The recruitment process should never end. If you take applications year round, you will have an answer to the question, “where are they when I need them”. From clerks to executives, referrals will always be one of your best sources of personnel. Since you can’t rush referrals or turn this source on and off, always keep your ears open.

The screening process is perhaps the most difficult step in the employment process. Because it’s time intensive, there is a tendency not to be properly prepared, to hurry the process or to end it prematurely. Interviewing skills aren’t something that we are all born with. However, the ability to conduct a good interview is a valuable skill that can be acquired. Don’t underestimate the value of testing. A major manufacturing company recently reported that they administered an average of 13 hours of tests to their entry level factory employees prior to offering them a job.

Selection is the final step in the hiring process. If you have conducted the employment process diligently up to this point, your decision should be amongst several attractive alternatives. Based on objective criterion, choose the person who can best meet your requirements, not the one that exceeds them or can develop into them.

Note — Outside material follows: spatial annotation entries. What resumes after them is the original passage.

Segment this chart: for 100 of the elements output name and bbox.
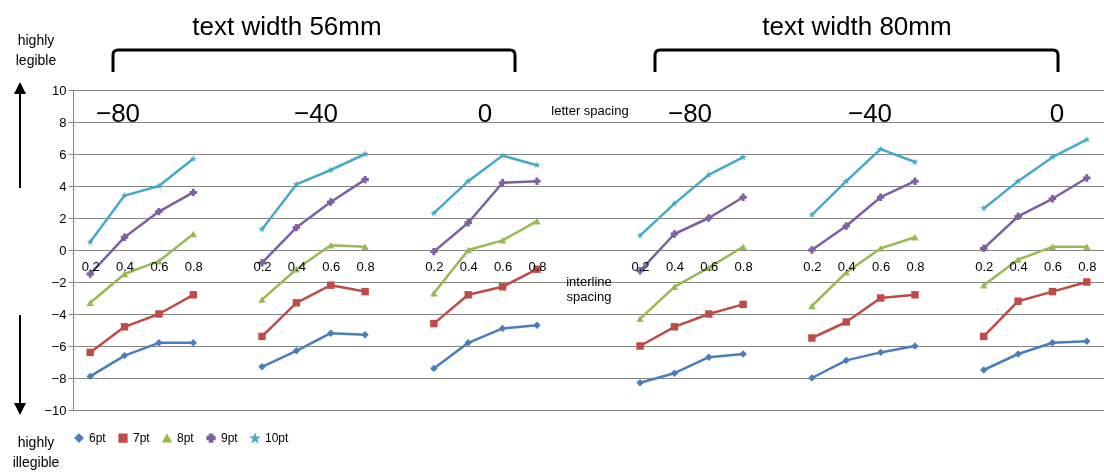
point [86, 348, 94, 357]
annotation: −80 [95, 97, 141, 129]
point [636, 315, 644, 323]
point [876, 294, 885, 302]
point [430, 364, 438, 373]
x-tick-label: 0.4 [1009, 258, 1028, 274]
x-tick-label: 0.8 [356, 258, 375, 274]
point [258, 332, 266, 341]
point [464, 291, 472, 299]
point [1048, 153, 1056, 161]
legend-label: 10pt [265, 431, 290, 446]
y-tick-label: 0 [59, 242, 67, 258]
x-tick-label: 0.2 [975, 258, 994, 274]
point [1083, 174, 1091, 182]
point [980, 204, 988, 212]
point [327, 329, 335, 337]
point [670, 230, 679, 238]
point [430, 319, 438, 328]
x-tick-label: 0.8 [184, 258, 203, 274]
point [361, 331, 369, 339]
point [980, 244, 988, 253]
x-tick-label: 0.8 [528, 258, 547, 274]
annotation: 0 [1049, 97, 1065, 129]
point [327, 198, 335, 206]
point [842, 222, 850, 230]
point [189, 291, 197, 299]
point [155, 339, 163, 347]
point [739, 243, 747, 251]
y-tick-label: 4 [59, 178, 67, 194]
point [670, 323, 679, 331]
y-tick-label: 10 [52, 82, 67, 98]
point [155, 310, 163, 318]
x-tick-label: 0.2 [803, 258, 822, 274]
point [533, 161, 541, 169]
annotation: 0 [477, 97, 493, 129]
x-tick-label: 0.6 [1043, 258, 1062, 274]
point [1048, 243, 1057, 251]
annotation: −40 [293, 97, 339, 129]
x-tick-label: 0.6 [150, 258, 169, 274]
point [292, 299, 301, 307]
point [808, 334, 816, 342]
point [1083, 243, 1091, 251]
point [877, 145, 885, 153]
x-tick-label: 0.4 [116, 258, 135, 274]
point [842, 177, 850, 185]
x-tick-label: 0.8 [734, 258, 753, 274]
point [670, 369, 679, 377]
point [86, 299, 94, 307]
point [1014, 297, 1022, 305]
point [1083, 135, 1091, 143]
point [292, 347, 301, 355]
x-tick-label: 0.2 [425, 258, 444, 274]
point [911, 158, 919, 165]
point [1048, 195, 1057, 203]
point [739, 193, 747, 201]
point [464, 246, 472, 254]
point [327, 281, 335, 289]
point [189, 339, 197, 347]
y-tick-label: −4 [51, 306, 67, 322]
x-axis-title: interline spacing [566, 273, 612, 304]
text: highly legible [14, 31, 58, 70]
point [980, 366, 988, 374]
point [120, 351, 129, 360]
legend-label: 6pt [89, 431, 107, 446]
point [739, 153, 747, 161]
point [670, 199, 678, 207]
x-tick-label: 0.6 [322, 258, 341, 274]
point [533, 177, 541, 185]
point [189, 188, 197, 197]
x-tick-label: 0.8 [1078, 258, 1097, 274]
point [86, 238, 94, 245]
point [842, 318, 850, 326]
point [705, 171, 713, 178]
point [464, 339, 472, 347]
x-tick-label: 0.4 [459, 258, 478, 274]
y-tick-label: 6 [59, 146, 67, 162]
legend-label: 9pt [221, 431, 239, 446]
y-tick-label: 2 [59, 210, 67, 226]
y-tick-label: −2 [51, 274, 67, 290]
x-tick-label: 0.6 [872, 258, 891, 274]
point [636, 231, 644, 239]
point [1048, 339, 1057, 347]
point [498, 237, 507, 244]
x-tick-label: 0.2 [81, 258, 100, 274]
point [1083, 278, 1091, 286]
annotation: −80 [667, 97, 713, 129]
point [705, 353, 713, 361]
x-tick-label: 0.2 [253, 258, 272, 274]
x-tick-label: 0.8 [906, 258, 925, 274]
point [120, 323, 129, 331]
point [499, 151, 507, 159]
annotation: letter spacing [551, 102, 629, 118]
text: text width 80mm [762, 10, 952, 42]
point [258, 225, 266, 233]
point [705, 214, 713, 222]
point [808, 246, 816, 254]
point [636, 342, 644, 350]
legend-label: 7pt [133, 431, 151, 446]
point [705, 310, 713, 318]
x-tick-label: 0.4 [665, 258, 684, 274]
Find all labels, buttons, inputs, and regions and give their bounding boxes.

Your relationship with your future employees begins long before their first day on the job. The manner in which you conduct the employment process will not only determine the type of people that will go to work for you, but also the first impressions that they will bring with them. Set high standards, be professional, friendly, fair and show that you care about who goes to work at your business. You will be communicating a very important message about how you want your new employees to conduct themselves once they start to work for you.

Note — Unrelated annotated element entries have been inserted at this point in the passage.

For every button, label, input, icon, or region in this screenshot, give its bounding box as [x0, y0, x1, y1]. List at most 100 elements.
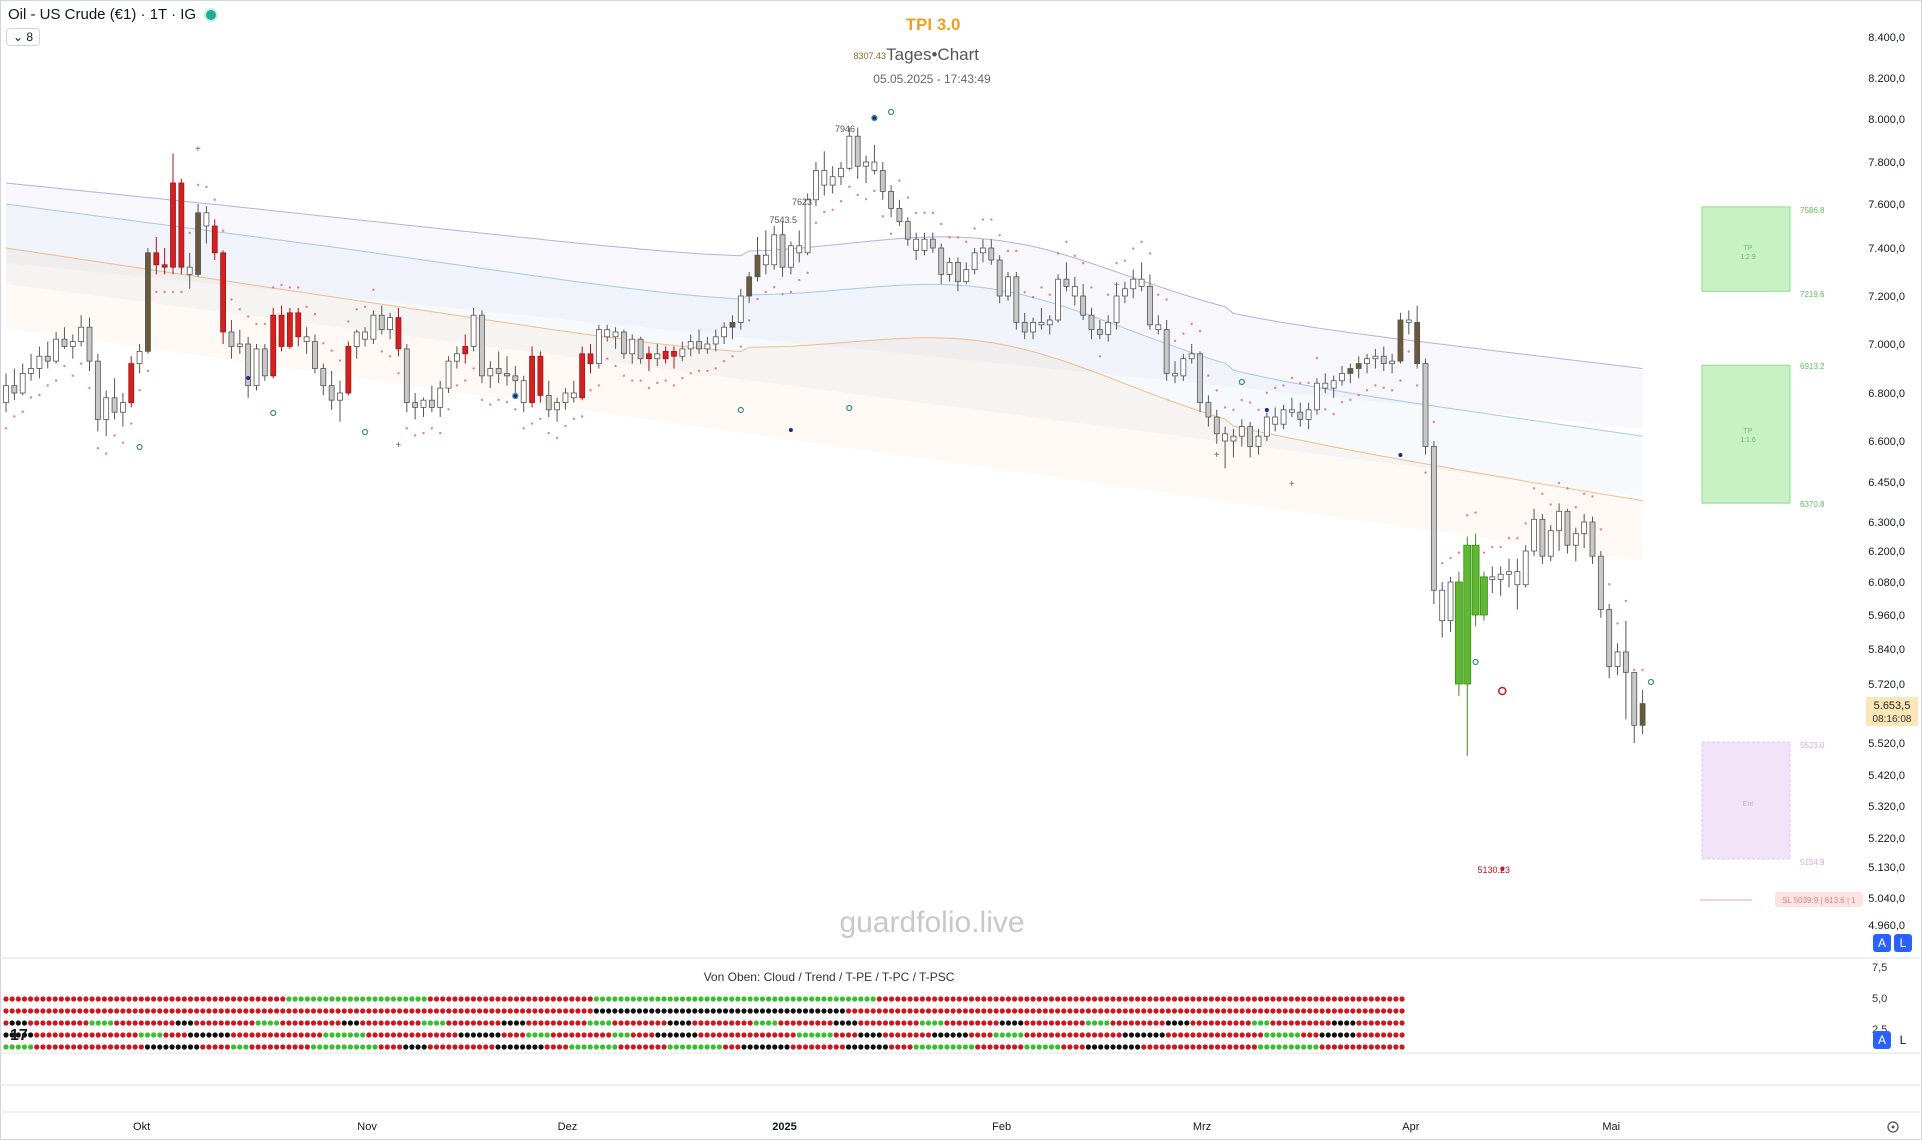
psar-dot [1582, 492, 1586, 495]
signal-dot [968, 1008, 975, 1014]
candle-body [1030, 321, 1036, 333]
signal-dot [643, 1032, 649, 1038]
signal-dot [323, 1008, 329, 1014]
signal-dot [206, 1020, 212, 1026]
collapse-indicators-button[interactable]: ⌄ 8 [6, 28, 41, 46]
signal-dot [698, 1020, 704, 1026]
psar-dot [1557, 481, 1561, 485]
signal-dot [1214, 1032, 1221, 1038]
psar-dot [956, 236, 960, 239]
psar-dot [547, 431, 550, 435]
candle [479, 310, 485, 384]
time-axis[interactable]: Okt Nov Dez 2025 Feb Mrz Apr Mai [133, 1121, 1620, 1133]
signal-dot [255, 996, 261, 1002]
signal-dot [839, 1032, 846, 1038]
signal-dot [341, 1020, 347, 1026]
price-axis[interactable]: 8.400,08.200,08.000,07.800,07.600,07.400… [1868, 32, 1905, 932]
signal-dot [372, 1044, 378, 1050]
log-scale-button[interactable]: L [1894, 934, 1912, 952]
psar-dot [990, 218, 993, 221]
price-tick-label: 8.200,0 [1868, 73, 1905, 85]
signal-dot [858, 996, 864, 1002]
signal-dot [267, 1032, 274, 1038]
candle [136, 344, 143, 374]
psar-dot [739, 345, 742, 348]
psar-dot [1641, 668, 1644, 672]
signal-dot [28, 1020, 34, 1026]
signal-dot [489, 1008, 495, 1014]
signal-dot [618, 1032, 624, 1038]
auto-scale-button[interactable]: A [1873, 934, 1891, 952]
lower-log-scale-button[interactable]: L [1899, 1033, 1907, 1047]
psar-dot [731, 355, 734, 358]
signal-dot [64, 1044, 71, 1050]
candle [412, 393, 419, 420]
signal-dot [267, 996, 274, 1002]
signal-dot [587, 1044, 593, 1050]
signal-dot [120, 1032, 126, 1038]
psar-dot [221, 229, 225, 232]
candle-body [796, 245, 803, 254]
symbol-header[interactable]: Oil - US Crude (€1) · 1T · IG [8, 6, 219, 23]
signal-dot [1085, 996, 1091, 1002]
signal-dot [21, 1032, 28, 1038]
candle-body [1489, 576, 1496, 580]
candle [286, 308, 293, 349]
signal-dot [427, 1020, 433, 1026]
time-tick-label: Nov [357, 1121, 377, 1133]
candle [11, 368, 18, 401]
psar-dot [380, 350, 383, 353]
signal-dot [895, 1020, 901, 1026]
signal-dot [544, 1008, 550, 1014]
signal-dot [317, 1020, 323, 1026]
candle-body [1230, 435, 1237, 442]
signal-dot [1276, 1008, 1282, 1014]
signal-dot [77, 996, 83, 1002]
candle [671, 346, 677, 369]
settings-gear-icon[interactable] [1887, 1121, 1899, 1133]
signal-dot [187, 1032, 194, 1038]
signal-dot [255, 1020, 261, 1026]
signal-dot [993, 996, 999, 1002]
candle [754, 237, 761, 282]
signal-dot [286, 1008, 292, 1014]
signal-dot [1282, 1044, 1288, 1050]
signal-dot [323, 996, 329, 1002]
candle [78, 315, 85, 347]
tp1-top-label: 6913.2 [1800, 362, 1825, 371]
signal-dot [390, 1044, 397, 1050]
signal-dot [1251, 1032, 1258, 1038]
markers: +++++ [136, 108, 1655, 871]
candle [879, 162, 886, 200]
psar-dot [873, 189, 876, 193]
psar-dot [155, 290, 158, 294]
psar-dot [88, 386, 91, 390]
signal-dot [1276, 1032, 1282, 1038]
psar-dot [497, 398, 500, 402]
candle-body [537, 355, 544, 396]
signal-dot [95, 1020, 101, 1026]
signal-dot [83, 1008, 89, 1014]
candle-body [1556, 510, 1562, 532]
psar-dot [1207, 374, 1210, 377]
candle [888, 185, 894, 218]
candle [1471, 533, 1480, 627]
signal-dot [520, 1008, 526, 1014]
signal-dot [15, 996, 21, 1002]
signal-dot [550, 996, 556, 1002]
signal-dot [741, 1020, 747, 1026]
signal-dot [655, 1032, 661, 1038]
signal-dot [815, 1020, 821, 1026]
psar-dot [1324, 408, 1327, 411]
signal-dot [532, 1008, 538, 1014]
signal-dot [1301, 996, 1307, 1002]
signal-dot [975, 1008, 981, 1014]
candle [1572, 527, 1579, 562]
candle [796, 230, 803, 263]
candle-body [1506, 571, 1512, 575]
signal-dot [1294, 1044, 1301, 1050]
lower-auto-scale-button[interactable]: A [1873, 1031, 1891, 1049]
price-tick-label: 6.600,0 [1868, 436, 1905, 448]
ema-band-fill-1 [6, 204, 1643, 497]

Whether you employ five people or five hundred, choosing the people that work for you is one of your most important decisions. Listen to part of a conversation I had with the CEO of a rapidly growing high tech company, founded five years ago they now employ over five hundred people. “Employee selection is one of the few bureaucracies which we have in the company. I wrote the manual and it’s 20 pages long. We will not abdicate the management of people to a personnel department.”

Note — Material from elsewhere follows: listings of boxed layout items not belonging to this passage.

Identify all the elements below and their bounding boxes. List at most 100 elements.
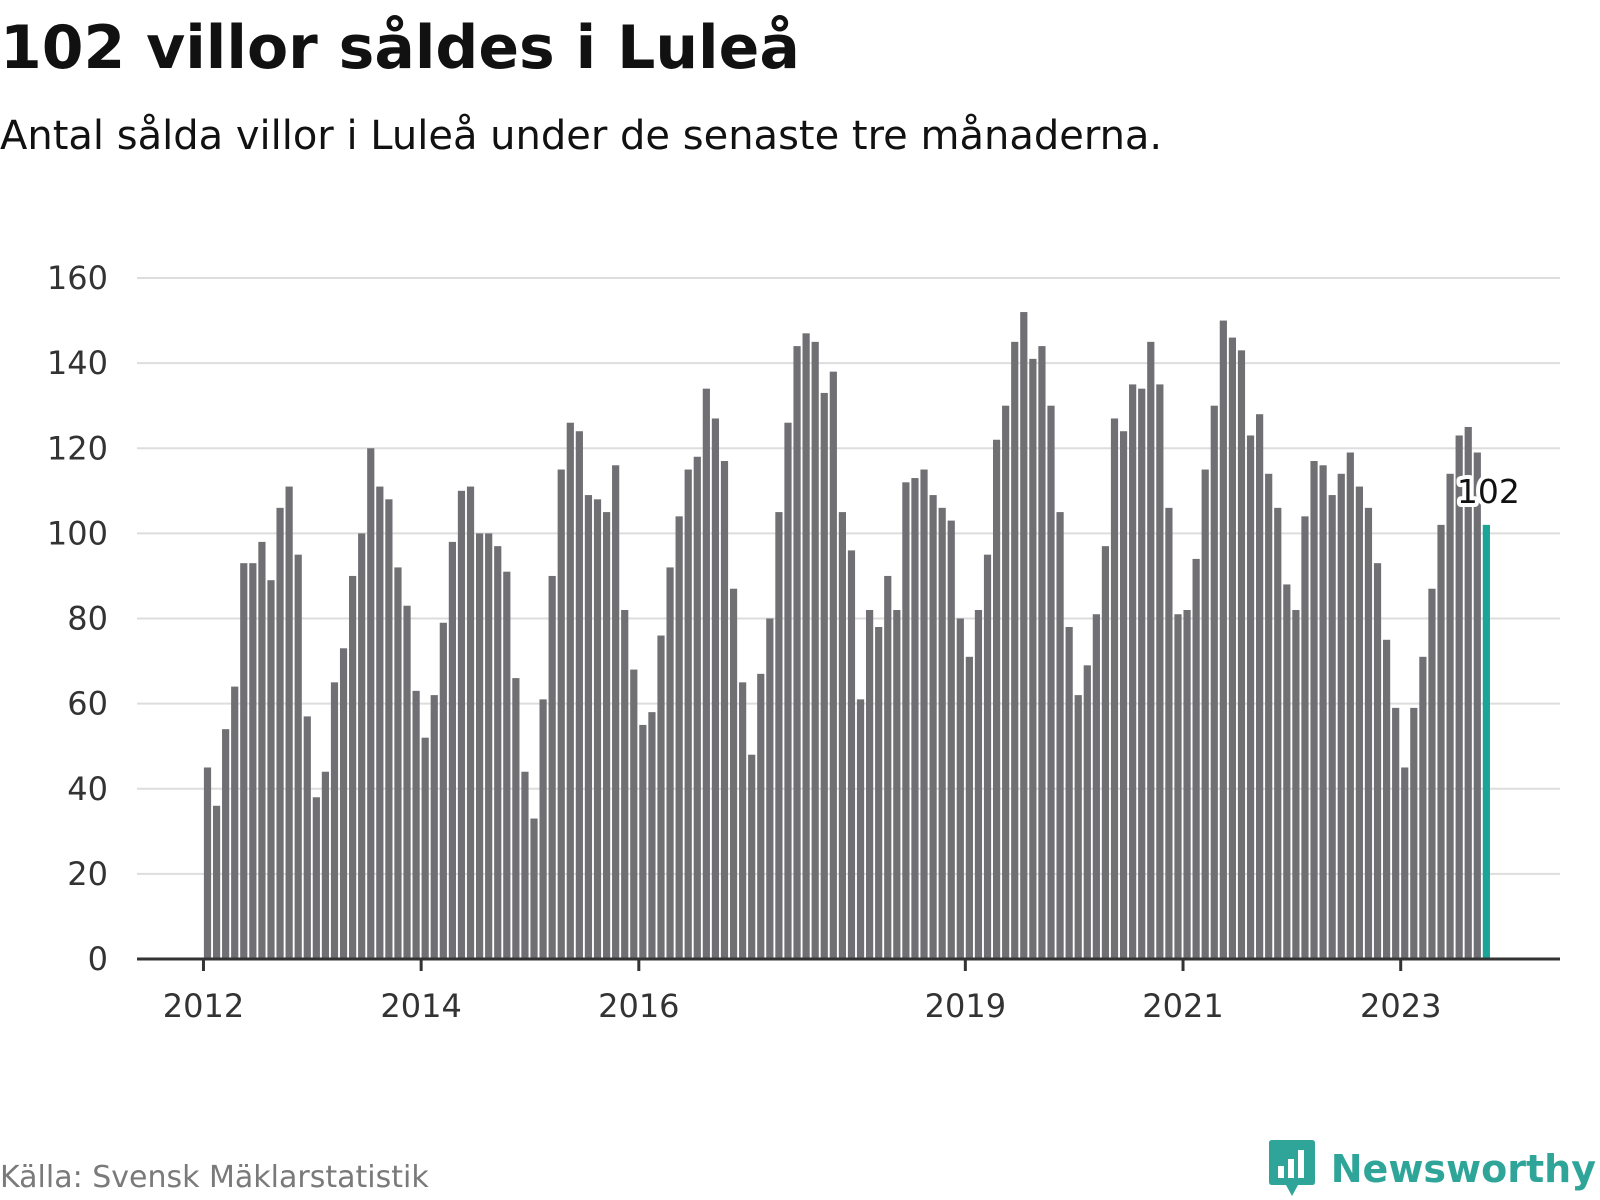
bars [203, 312, 1490, 960]
bar [294, 554, 302, 959]
bar [729, 588, 738, 959]
bar [766, 618, 774, 959]
bar [1364, 507, 1373, 959]
bar [1074, 695, 1082, 959]
bar [376, 486, 384, 959]
bar [947, 520, 955, 959]
chart-subtitle: Antal sålda villor i Luleå under de sena… [0, 113, 1163, 159]
bar [1346, 452, 1354, 959]
bar [1246, 435, 1255, 960]
bar [1219, 320, 1227, 959]
bar [757, 673, 765, 959]
bar [1237, 350, 1246, 959]
bar [974, 609, 983, 959]
bar [1192, 558, 1200, 959]
bar [1383, 639, 1391, 959]
bar-highlight [1482, 524, 1490, 959]
bar [339, 648, 348, 959]
bar [648, 712, 656, 959]
bar [675, 516, 683, 959]
brand-logo: Newsworthy [1267, 1138, 1596, 1200]
bar [240, 563, 248, 959]
bar [983, 554, 992, 959]
bar [330, 682, 339, 959]
bar [1110, 418, 1119, 960]
bar [1002, 405, 1010, 959]
bar [1092, 614, 1100, 959]
bar [875, 627, 883, 959]
y-tick-label-100: 100 [47, 514, 108, 552]
bar [829, 371, 837, 959]
bar [657, 635, 665, 959]
bar [249, 563, 257, 959]
bar [911, 478, 919, 959]
x-tick-label-2019: 2019 [925, 987, 1006, 1025]
bar [1119, 431, 1128, 960]
bar [412, 690, 420, 959]
x-tick-label-2021: 2021 [1142, 987, 1223, 1025]
bar [965, 656, 973, 959]
y-tick-label-60: 60 [67, 685, 108, 723]
bar [1129, 384, 1137, 959]
bar [258, 541, 266, 959]
bar [285, 486, 293, 959]
bar [784, 422, 792, 960]
bar [321, 771, 330, 959]
bar [1274, 507, 1282, 959]
bar [1174, 614, 1182, 959]
bar [1319, 465, 1327, 959]
bar [956, 618, 964, 959]
bar [602, 512, 611, 959]
bar [403, 605, 411, 959]
annotation: 102 [1453, 468, 1524, 515]
bar [612, 465, 620, 959]
bar [1138, 388, 1146, 959]
bar [1373, 563, 1382, 959]
bar [621, 609, 629, 959]
chart-title: 102 villor såldes i Luleå [0, 13, 800, 83]
bar [1020, 312, 1028, 959]
bar [575, 431, 583, 960]
bar [530, 818, 538, 959]
bar [267, 580, 275, 959]
bar [231, 686, 239, 959]
bar [1428, 588, 1436, 959]
bar [1464, 426, 1472, 960]
bar [775, 512, 783, 959]
y-axis-labels: 0 20 40 60 80 100 120 140 160 [47, 259, 108, 978]
x-axis-labels: 2012 2014 2016 2019 2021 2023 [163, 987, 1442, 1025]
bar [385, 499, 393, 959]
bar [548, 575, 556, 959]
y-tick-label-40: 40 [67, 770, 108, 808]
bar [630, 669, 638, 959]
bar [739, 682, 747, 959]
bar [430, 695, 438, 959]
bar [1455, 435, 1463, 960]
bar [992, 439, 1001, 959]
bar [1328, 495, 1336, 959]
y-tick-label-20: 20 [67, 855, 108, 893]
newsworthy-logo-icon [1268, 1140, 1315, 1196]
bar [1265, 473, 1273, 959]
bar [1165, 507, 1173, 959]
bar [847, 550, 856, 959]
bar [929, 495, 937, 959]
bar [1401, 767, 1409, 959]
bar [1029, 358, 1037, 959]
bar [557, 469, 565, 959]
bar [1446, 473, 1454, 959]
x-tick-label-2023: 2023 [1360, 987, 1441, 1025]
bar [720, 461, 729, 959]
bar [1337, 473, 1345, 959]
bar [1283, 584, 1291, 959]
bar [1355, 486, 1363, 959]
bar [367, 448, 375, 959]
bar [1301, 516, 1309, 959]
bar [1410, 707, 1418, 959]
bar [448, 541, 456, 959]
bar [1101, 546, 1110, 959]
bar [702, 388, 710, 959]
x-axis [137, 957, 1560, 971]
bar [820, 392, 828, 959]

That hands on philosophy is not limited to new high tech companies. The president and part owner of a small but successful tool and die shop who I recently visited also has strong opinions on the subject. “Finding people with the right values takes planning and hard work. I personally get involved at every step of the process, from composing ads to conducting interviews. Our success, after all, depends on having the right people, so I feel it’s critical for me to be on top of the hiring process.”

Who you do business with is your most important decision. Because it’s your business, make sure that you get the right people to work for you.